So if there are already quirks in atom machine drivers to change the period size, why is this patch necessary?
The story is: google implemented the constraint but doesn't know why it works so asked us to explain. After checking the two counters I realized the increase of ring buffer pointer follows the period size setting in hw_param (256) but the period of interrupt is always 5ms instead of 5.33 so it's running little bit too fast. It seems the LPE keeps tracking the difference of two counters. When the difference exceeds 2160 samples, the next interrupt will be canceled so the hardware counter could catch up a little.

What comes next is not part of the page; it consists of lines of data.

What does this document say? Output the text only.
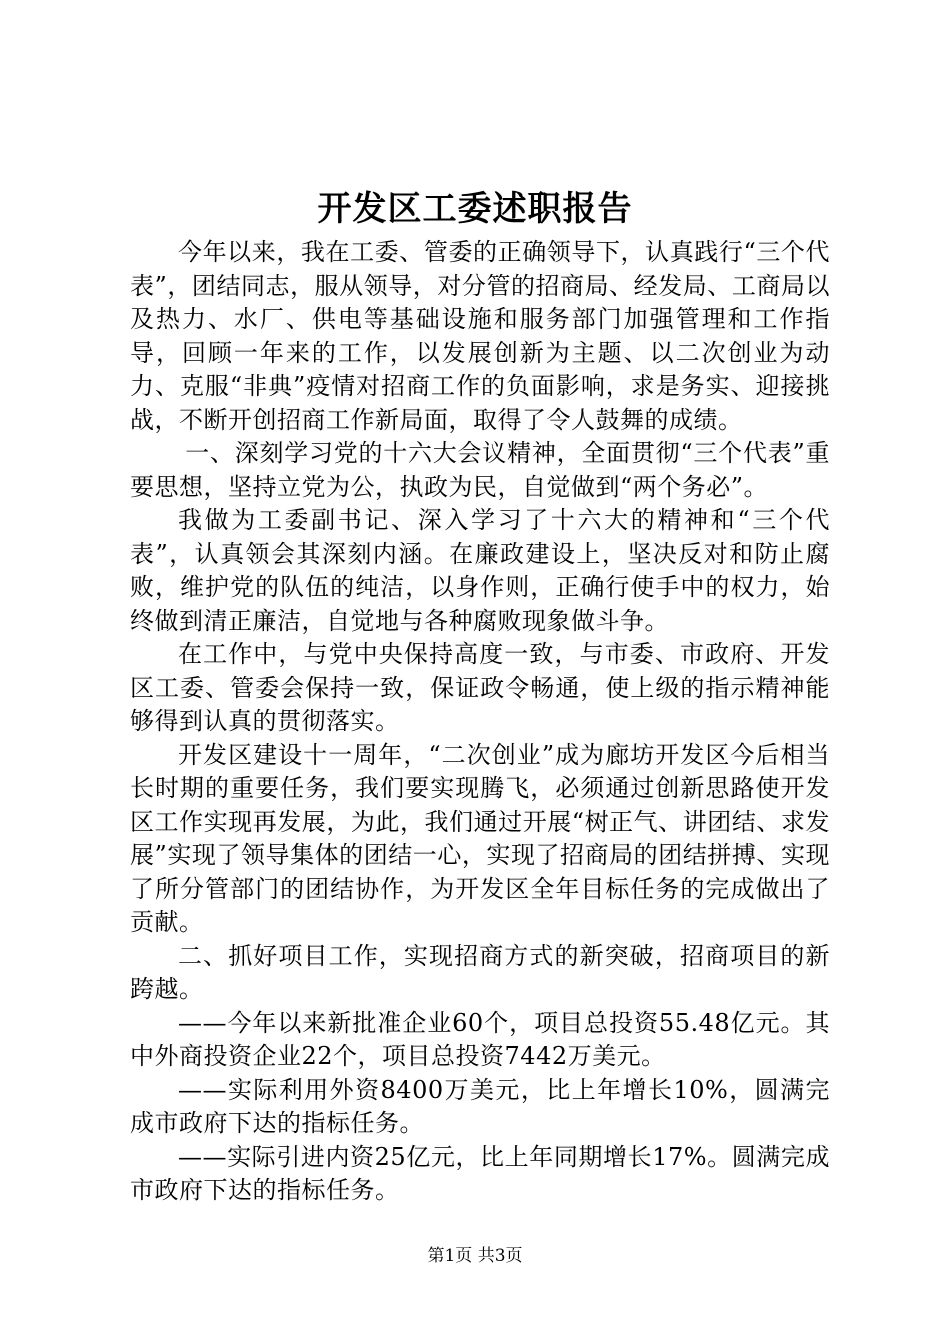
开发区工委述职报告

今年以来，我在工委、管委的正确领导下，认真践行“三个代表”，团结同志，服从领导，对分管的招商局、经发局、工商局以及热力、水厂、供电等基础设施和服务部门加强管理和工作指导，回顾一年来的工作，以发展创新为主题、以二次创业为动力、克服“非典”疫情对招商工作的负面影响，求是务实、迎接挑战，不断开创招商工作新局面，取得了令人鼓舞的成绩。

一、深刻学习党的十六大会议精神，全面贯彻“三个代表”重要思想，坚持立党为公，执政为民，自觉做到“两个务必”。

我做为工委副书记、深入学习了十六大的精神和“三个代表”，认真领会其深刻内涵。在廉政建设上，坚决反对和防止腐败，维护党的队伍的纯洁，以身作则，正确行使手中的权力，始终做到清正廉洁，自觉地与各种腐败现象做斗争。

在工作中，与党中央保持高度一致，与市委、市政府、开发区工委、管委会保持一致，保证政令畅通，使上级的指示精神能够得到认真的贯彻落实。

开发区建设十一周年，“二次创业”成为廊坊开发区今后相当长时期的重要任务，我们要实现腾飞，必须通过创新思路使开发区工作实现再发展，为此，我们通过开展“树正气、讲团结、求发展”实现了领导集体的团结一心，实现了招商局的团结拼搏、实现了所分管部门的团结协作，为开发区全年目标任务的完成做出了贡献。

二、抓好项目工作，实现招商方式的新突破，招商项目的新跨越。

——今年以来新批准企业60个，项目总投资55.48亿元。其中外商投资企业22个，项目总投资7442万美元。

——实际利用外资8400万美元，比上年增长10%，圆满完成市政府下达的指标任务。

——实际引进内资25亿元，比上年同期增长17%。圆满完成市政府下达的指标任务。

第1页 共3页
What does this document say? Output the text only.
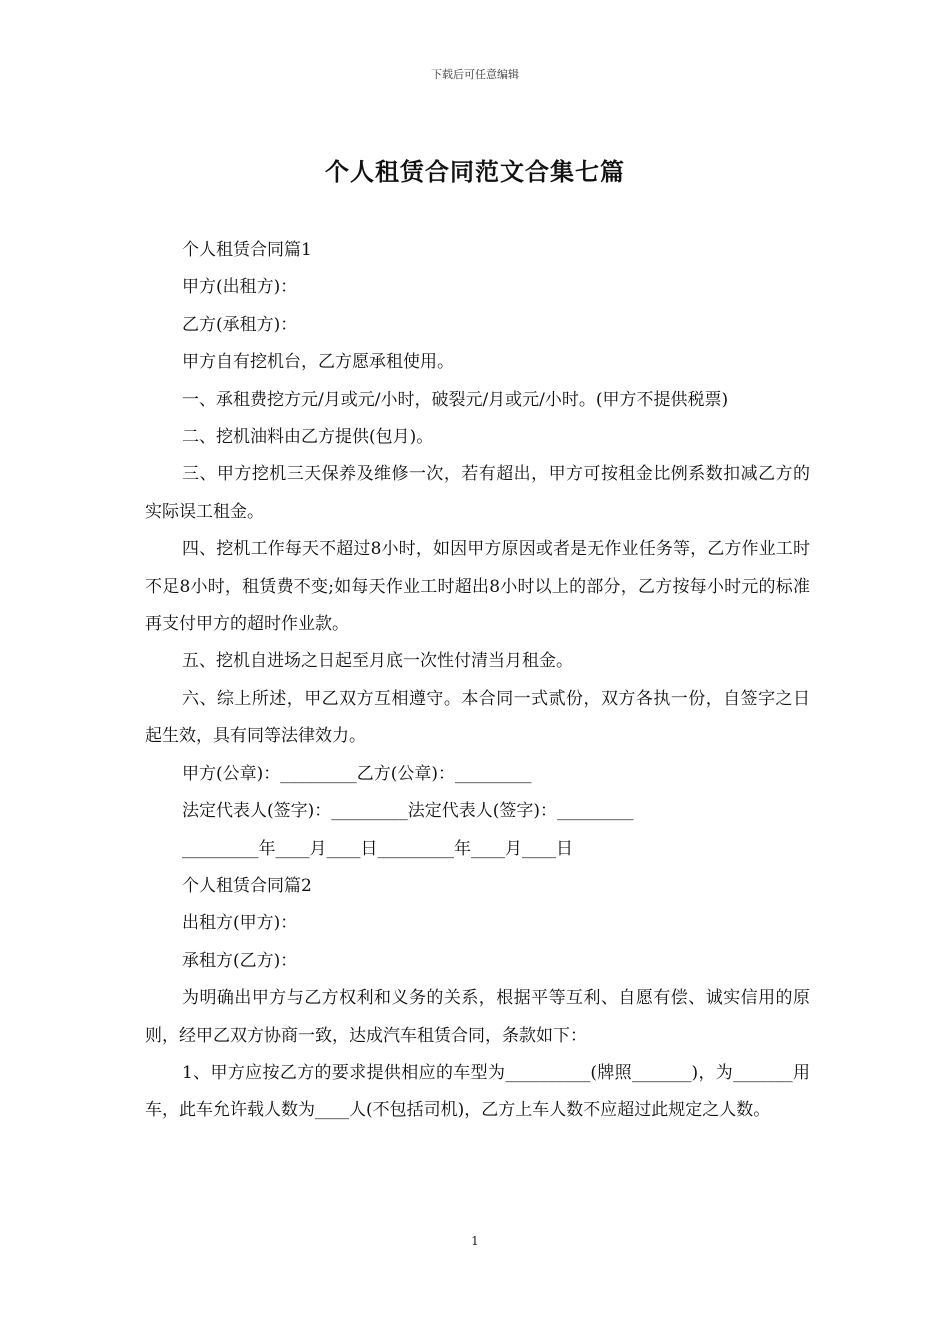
下载后可任意编辑
个人租赁合同范文合集七篇

个人租赁合同篇1

甲方(出租方)：

乙方(承租方)：

甲方自有挖机台，乙方愿承租使用。

一、承租费挖方元/月或元/小时，破裂元/月或元/小时。(甲方不提供税票)

二、挖机油料由乙方提供(包月)。

三、甲方挖机三天保养及维修一次，若有超出，甲方可按租金比例系数扣减乙方的实际误工租金。

四、挖机工作每天不超过8小时，如因甲方原因或者是无作业任务等，乙方作业工时不足8小时，租赁费不变;如每天作业工时超出8小时以上的部分，乙方按每小时元的标准再支付甲方的超时作业款。

五、挖机自进场之日起至月底一次性付清当月租金。

六、综上所述，甲乙双方互相遵守。本合同一式贰份，双方各执一份，自签字之日起生效，具有同等法律效力。

甲方(公章)：_________乙方(公章)：_________

法定代表人(签字)：_________法定代表人(签字)：_________

_________年____月____日_________年____月____日

个人租赁合同篇2

出租方(甲方)：

承租方(乙方)：

为明确出甲方与乙方权利和义务的关系，根据平等互利、自愿有偿、诚实信用的原则，经甲乙双方协商一致，达成汽车租赁合同，条款如下：

1、甲方应按乙方的要求提供相应的车型为__________(牌照_______)，为_______用车，此车允许载人数为____人(不包括司机)，乙方上车人数不应超过此规定之人数。

1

[ 43.208299] intel_sst_acpi 808622A8:00: mrfld ring_buffer_counter 107520 hardware_counter 98880 pcm delay 8640 (in bytes) [ 43.208306] intel_sst_acpi 808622A8:00: buffer ptr 26880 pcm_delay rep: 2160 [ 43.208321] sound pcmC1D0p: [Q] pos 26880 hw_ptr 26880 appl_ptr 40000 avail 191680 => one interrupt is skipped. [ 43.218299] intel_sst_acpi 808622A8:00: mrfld ring_buffer_counter 108544 hardware_counter 100800 pcm delay 7744 (in bytes) [ 43.218307] intel_sst_acpi 808622A8:00: buffer ptr 27136 pcm_delay rep: 1936 [ 43.218336] sound pcmC1D0p: [Q] pos 27136 hw_ptr 27136 appl_ptr 40000 avail 191936
So I think why not using the hardware counter? It increases 240 samples every 5ms perfectly match the 48000 sample rate. The test result is good but I know there must be a reason for the original designer to use ring buffer counter instead of hardware counter. I uploaded this patch to see if anyone still remember the reason and share some insight with me.
I totally agree that we shouldn't touch this part of design. Do you think it make sense to add a constraint to enforce the period size in machine driver? If yes then I would upload patches for Chrome atom machines for google.
Regards, Brent
I'm curious why not just using hardware counter to update hw_ptr and get rid of the period setting in hw_param? It seems to me the ring buffer counter does not reflect the real status.
I don't recall precisely what this hardware counter does. I vaguely recall it's tied to the 19.2MHz external timer which is also used to schedule the 1ms SBA mixer and the SSP IOs. And by comparing with the ring buffer pointer you can infer the delay inside the DSP. I think you are also making an assumption that all streams are tied to the output rate, but that's most likely a bad assumption. The hard-coded topology supported media, speech and compressed data and the consumption rate on the DMA side could be faster with some buffering happening in the DSP. It's not a passthrough DMA in all cases.
This is really legacy code that no one really fully understands nor plans on improving, it'd be a bad idea to change the pcm pointer reports now, 6 years after the initial code release and after all initial contributors moved on. It's what it is.